The following is an op-ed from Majora K. Vocink a dedicated reader of the blog and someone that I have served with over my 20 year career.
In an age when the necessity for field work in public outreach
grows less and less with each technological advancement, the need for
responsible and focused messaging via social media and other public platforms
is paramount to the message’s success.
While the vast majority of content generated by public affairs divisions
across the Air Force is typically and benignly oriented towards serving the
community, occasionally the typical morphs into the atypical. In such cases, the presentation of the
message overpowers the message itself, and one misrepresentation undermines the
strength of the message entirely. At
best, it can come off as frivolous, and at worst, volatile.
Just such a miscalculated media effort recently came at the
expense of the professionals at Hill AFB.
Entitled The Big Picture - PSA #1 (seen above) the video intends to pan
the lens further out to capture the efforts of agencies peripheral to the
mission and emphasize the services they provide, hence “the big picture.” However, with visions of self-aggrandizement,
apathetic leadership, a general lack of discipline and direction, etc.,
embodied in the portrayal of the enlisted corps, in stark contrast to the Steve
Rogers-esque portrayal of the officer corps, this video, regrettably, only
succeeds in feeding into age-old stereotypes, thus reducing “the big picture”

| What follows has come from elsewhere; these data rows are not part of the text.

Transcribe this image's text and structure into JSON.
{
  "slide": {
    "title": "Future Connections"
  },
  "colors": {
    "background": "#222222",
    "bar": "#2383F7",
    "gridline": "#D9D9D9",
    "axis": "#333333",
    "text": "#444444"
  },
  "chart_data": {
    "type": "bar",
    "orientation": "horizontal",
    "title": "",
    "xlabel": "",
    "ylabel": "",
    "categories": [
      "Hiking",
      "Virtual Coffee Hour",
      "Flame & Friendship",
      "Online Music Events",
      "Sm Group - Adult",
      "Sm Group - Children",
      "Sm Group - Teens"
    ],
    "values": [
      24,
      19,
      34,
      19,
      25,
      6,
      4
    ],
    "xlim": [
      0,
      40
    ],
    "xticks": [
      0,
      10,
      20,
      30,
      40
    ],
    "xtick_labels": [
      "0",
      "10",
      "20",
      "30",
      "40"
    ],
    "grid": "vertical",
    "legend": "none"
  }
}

to the mere caricatures portrayed in the PSA.
A very small picture indeed.

Take for another example an advertisement where an apparently oblivious celebrity waltzed
into a protest scene to a hand a police officer a soft drink, then joined the
protesters in revelry. From every
possible perspective, whether you view it from the
marginalization of a protest
movement steeped in deep social rifts, or from the contrast presented in the
riot police who had apparently just lacked a soft drink to be humanized, or the
oblivious public that apparently thought the goings-on were just a big party,
so have a soft drink and smile, why so serious?... The advertisement quickly
lost its grip of the dire reality at the core of what was happening across
America. The message was hopelessly lost
in this poorly delivered, high brow effort.
Similarly, PSA #1 strikes these discordant tones. Well, you may be thinking, “but enlisted Airmen
are not an oppressed member of a historically oppressed segment of
society.” Of course not. I also don’t tend to subscribe to such
finite, literal interpretations of thought.
However, the concept of reducing any group of people to a caricature of
itself is comparable across any demographic where caricatures are employed to
represent the group. In the case of PSA
#1, these caricatures certainly weren’t intended to be incendiary. Maybe they were strictly intended to take a
lighthearted, comedic approach. Maybe
they were intended to accentuate the hardships an Airmen might navigate. Maybe, just maybe, they were designed to
chide a workforce that the creative team behind this PSA views as selfish,
apathetic, and generally undisciplined and misguided. In any case whatsoever, these depictions
provide a very narrow perspective of a very dynamic enlisted and officer
corps. Indeed, it provides a very narrow
perspective of the talents of the team itself that created the PSA.
Unfortunately, the hard truth is that PSA #1 wildly misses the
mark, with the unintentional cost of losing the message of a strong community
with services designed to support its growth and development. This video goes down as yet another tone-deaf
endeavor in a never-ending stream that accosts our collective digital
consciousness. We are all, each and
every one of us, bigger than the caricatures thrust upon us. We can do better than PSA #1, and I, for one,
look forward to better products in the future.